Pathways of double exposure

The three pathways of double exposure help to untangle this complex situation, and offer insights on response strategies that may alleviate long-term vulnerability to multiple stressors. For example, the pathway of outcome double exposure highlights the fact that households impacted by drought-related income and livelihood changes may also be subjected to instability and to a loss of shelter or equity linked to the housing and financial crises. Those individuals at the economic and employment margins are particularly vulnerable to the overlapping consequences of multiple crises. Within the Central Valley, this includes those working in industries directly linked to agriculture, such as field workers, processing handlers, food packers, truckers, as well as the local, small businesses that serve these various groups (Leichenko et al., 2010).

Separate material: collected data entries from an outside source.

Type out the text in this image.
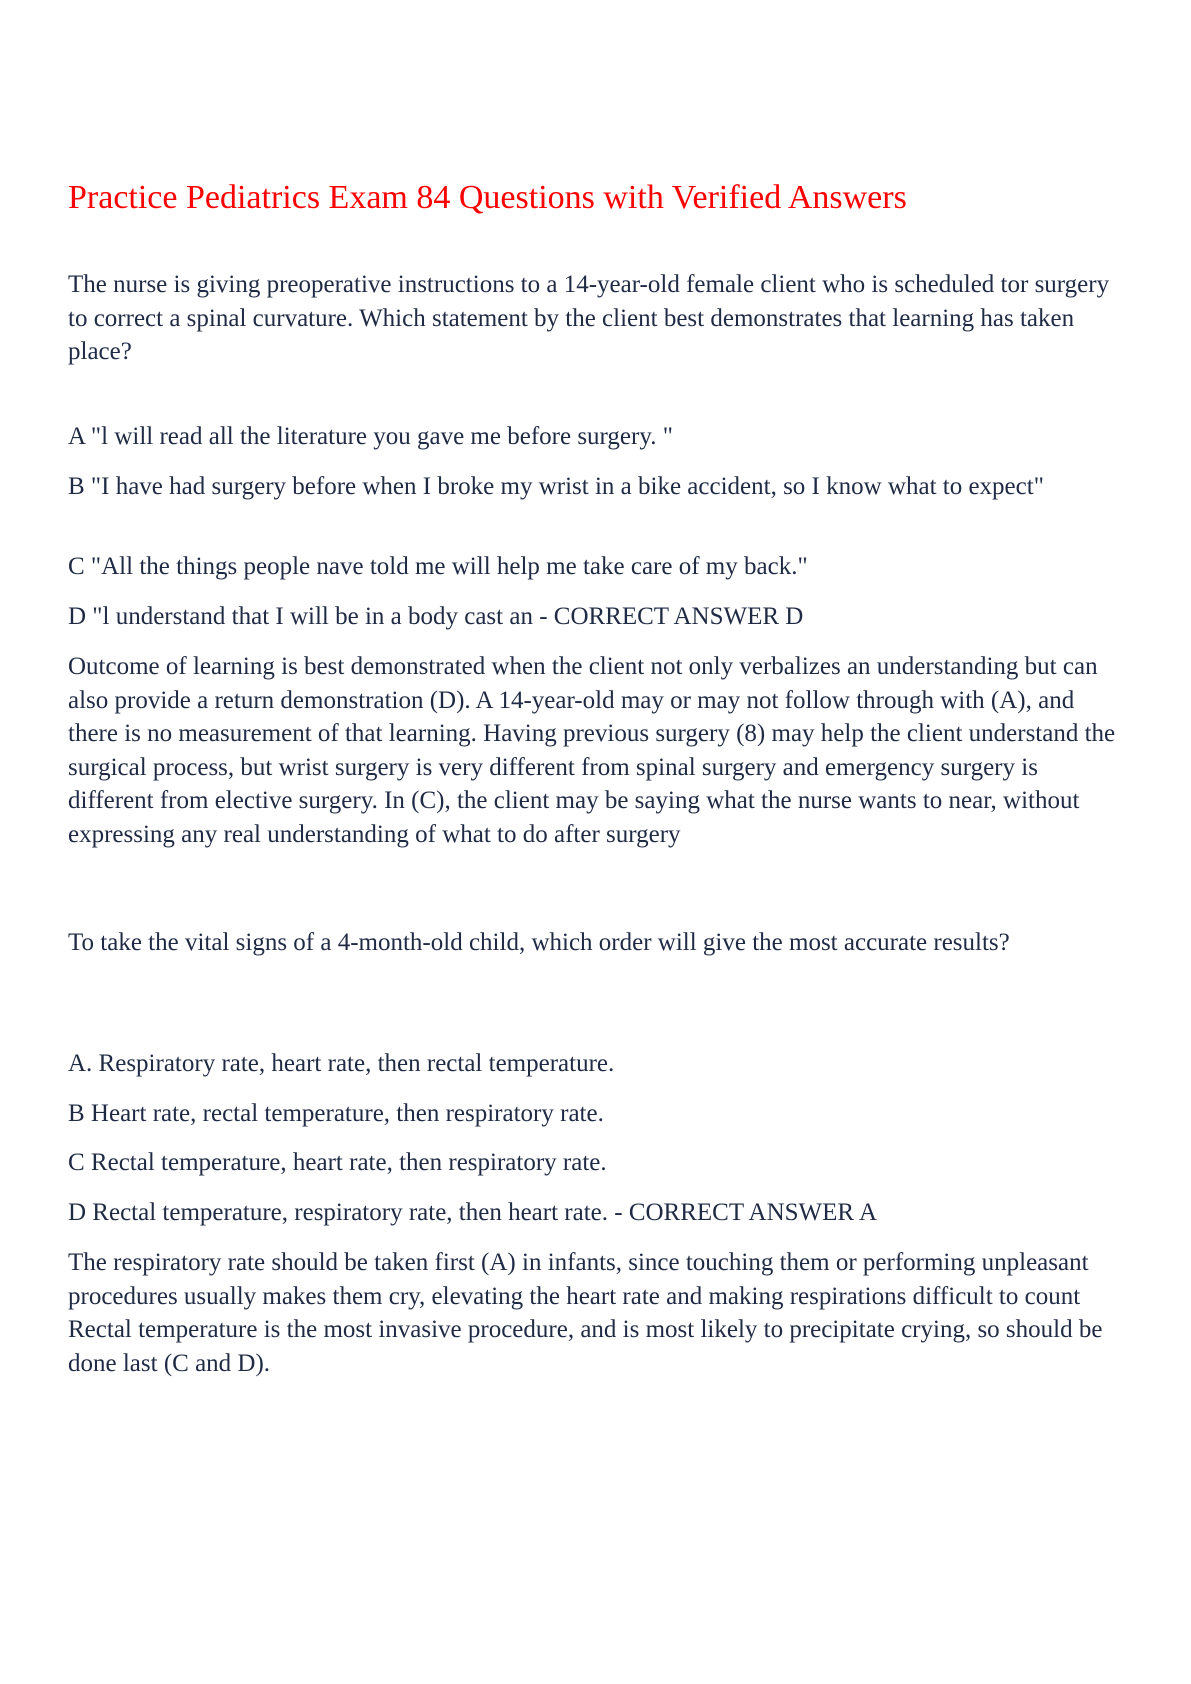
Practice Pediatrics Exam 84 Questions with Verified Answers

The nurse is giving preoperative instructions to a 14-year-old female client who is scheduled tor surgery to correct a spinal curvature. Which statement by the client best demonstrates that learning has taken place?

A "l will read all the literature you gave me before surgery. "

B "I have had surgery before when I broke my wrist in a bike accident, so I know what to expect"

C "All the things people nave told me will help me take care of my back."

D "l understand that I will be in a body cast an - CORRECT ANSWER D

Outcome of learning is best demonstrated when the client not only verbalizes an understanding but can also provide a return demonstration (D). A 14-year-old may or may not follow through with (A), and there is no measurement of that learning. Having previous surgery (8) may help the client understand the surgical process, but wrist surgery is very different from spinal surgery and emergency surgery is different from elective surgery. In (C), the client may be saying what the nurse wants to near, without expressing any real understanding of what to do after surgery

To take the vital signs of a 4-month-old child, which order will give the most accurate results?

A. Respiratory rate, heart rate, then rectal temperature.

B Heart rate, rectal temperature, then respiratory rate.

C Rectal temperature, heart rate, then respiratory rate.

D Rectal temperature, respiratory rate, then heart rate. - CORRECT ANSWER A

The respiratory rate should be taken first (A) in infants, since touching them or performing unpleasant procedures usually makes them cry, elevating the heart rate and making respirations difficult to count Rectal temperature is the most invasive procedure, and is most likely to precipitate crying, so should be done last (C and D).
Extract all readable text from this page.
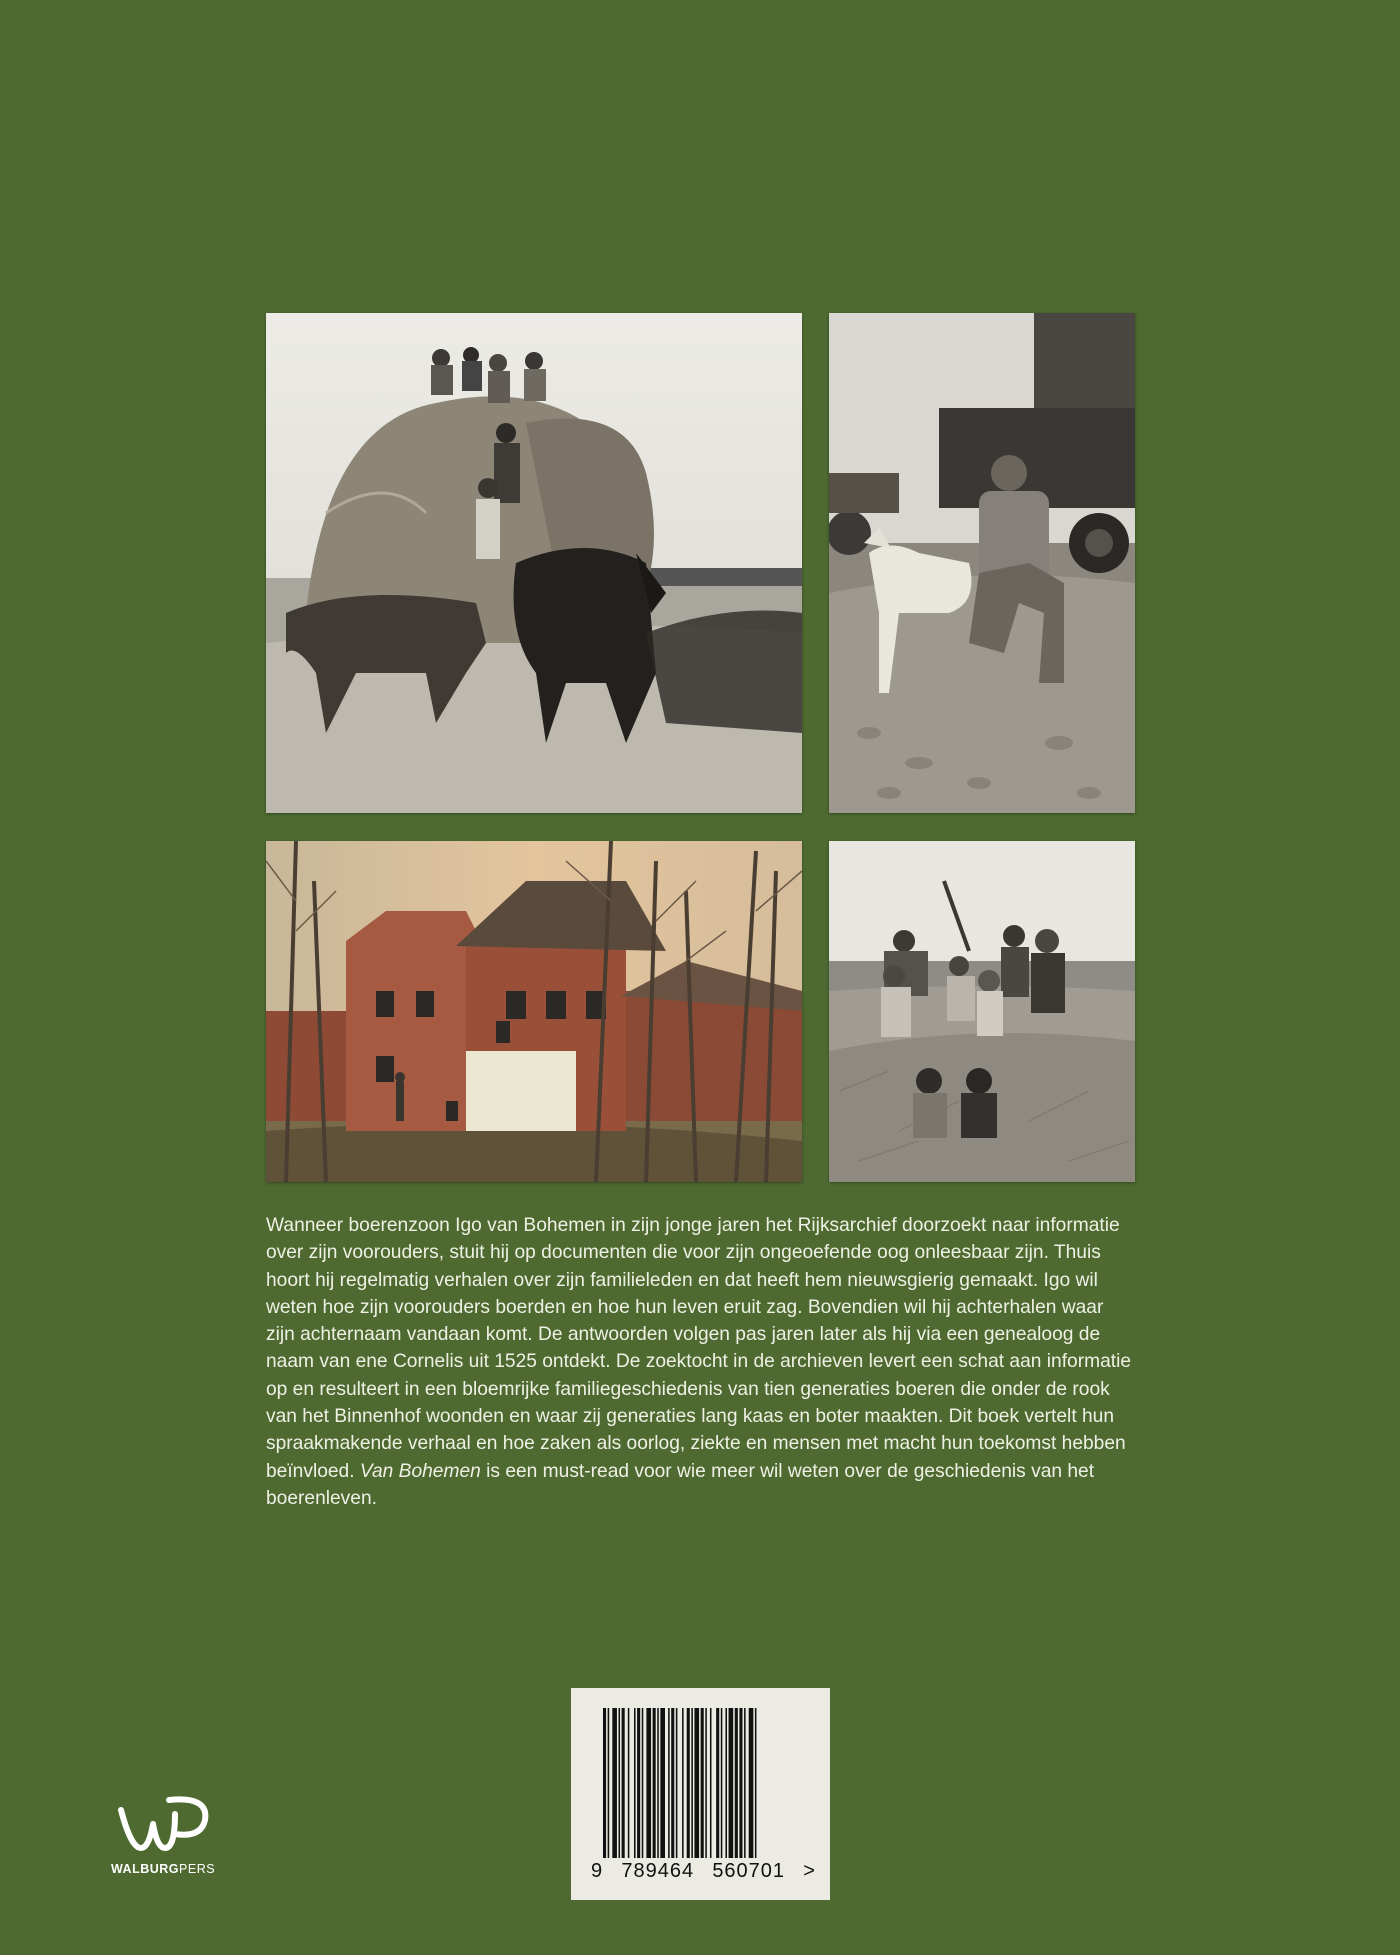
Wanneer boerenzoon Igo van Bohemen in zijn jonge jaren het Rijksarchief doorzoekt naar informatie over zijn voorouders, stuit hij op documenten die voor zijn ongeoefende oog onleesbaar zijn. Thuis hoort hij regelmatig verhalen over zijn familieleden en dat heeft hem nieuwsgierig gemaakt. Igo wil weten hoe zijn voorouders boerden en hoe hun leven eruit zag. Bovendien wil hij achterhalen waar zijn achternaam vandaan komt. De antwoorden volgen pas jaren later als hij via een genealoog de naam van ene Cornelis uit 1525 ontdekt. De zoektocht in de archieven levert een schat aan informatie op en resulteert in een bloemrijke familiegeschiedenis van tien generaties boeren die onder de rook van het Binnenhof woonden en waar zij generaties lang kaas en boter maakten. Dit boek vertelt hun spraakmakende verhaal en hoe zaken als oorlog, ziekte en mensen met macht hun toekomst hebben beïnvloed. Van Bohemen is een must-read voor wie meer wil weten over de geschiedenis van het boerenleven.

9 789464 560701 >
WALBURGPERS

The pathway of context double exposure explores transformations in the contextual environment as the result of either or both processes of global change. This interaction between the two processes may sometimes create conditions that undermine adaptive capacity, thereby limiting future responses to one or both crises. In California, as in other parts of United States and throughout the world, the financial and economic crisis affected credit markets such that farmers were unable to borrow money from banks for investments in high value, climate risk-tolerant crops, or for more efficient water supply and irrigation systems. The financial crisis also undermined California’s efforts to implement measures to promote adaptation to climate change, many of which would require financial, technical and institutional resources that went beyond “normal” management and maintenance expenses (Moser, 2009). This was especially true in the case of water infrastructure, where adaptation might entail increasing the resilience of water supply systems to extreme climate events via costly new water collection and conveyance infrastructure, or through changes in allocation via new regulatory approaches, review of systems of legacy entitlement and public/private cost sharing (Roland-Holst and Kahrl, 2008).

The pathway of feedback double exposure draws attention to the ways that housing development and urbanization processes in the Central Valley interact with patterns of energy consumption. While suburban expansion has been an important driver of growth in greenhouse gas emissions, the continuing contraction of the housing sector amidst the financial crises and subsequent economic downturn present an opportunity to alter this trend. Such a response might include an emphasis on construction of green buildings, expansion of alternative energy production, and water conservation. In order to be effective and sustainable at the local level, however, such efforts must incorporate adaptation planning and attention to the social and institutional supports needed to ensure resilience to both climatic and economic shocks and stresses.

Conclusion

Globalization and climate changes are well underway and individuals, households, communities, sectors, and regions are confronted with impacts of both of these processes, whether it is through shifts in investments and sectoral upheavals, through more extreme weather events, or through some combination of both. The double exposure framework provides a way to move beyond descriptive statements about the scope of change, and to more fully analyze and explain how interactions between the processes together influence human security.

The particular case of the Central Valley reveals that efforts both to adapt to climate change and to mitigate its drivers need take into account interactions with other types of socially created risks. In addition to using regulations and incentives to manage global financial markets and to limit greenhouse gas emissions, there is a simultaneous need to address shifts in the underlying context that make people vulnerable to shocks, and to respond to uneven outcomes that contribute to increased inequality and future vulnerability. Careful analysis of interactions between processes, responses and the outcomes of multiple stressors is needed to ensure that policy solutions also respond to the local-level, human security challenges of global change.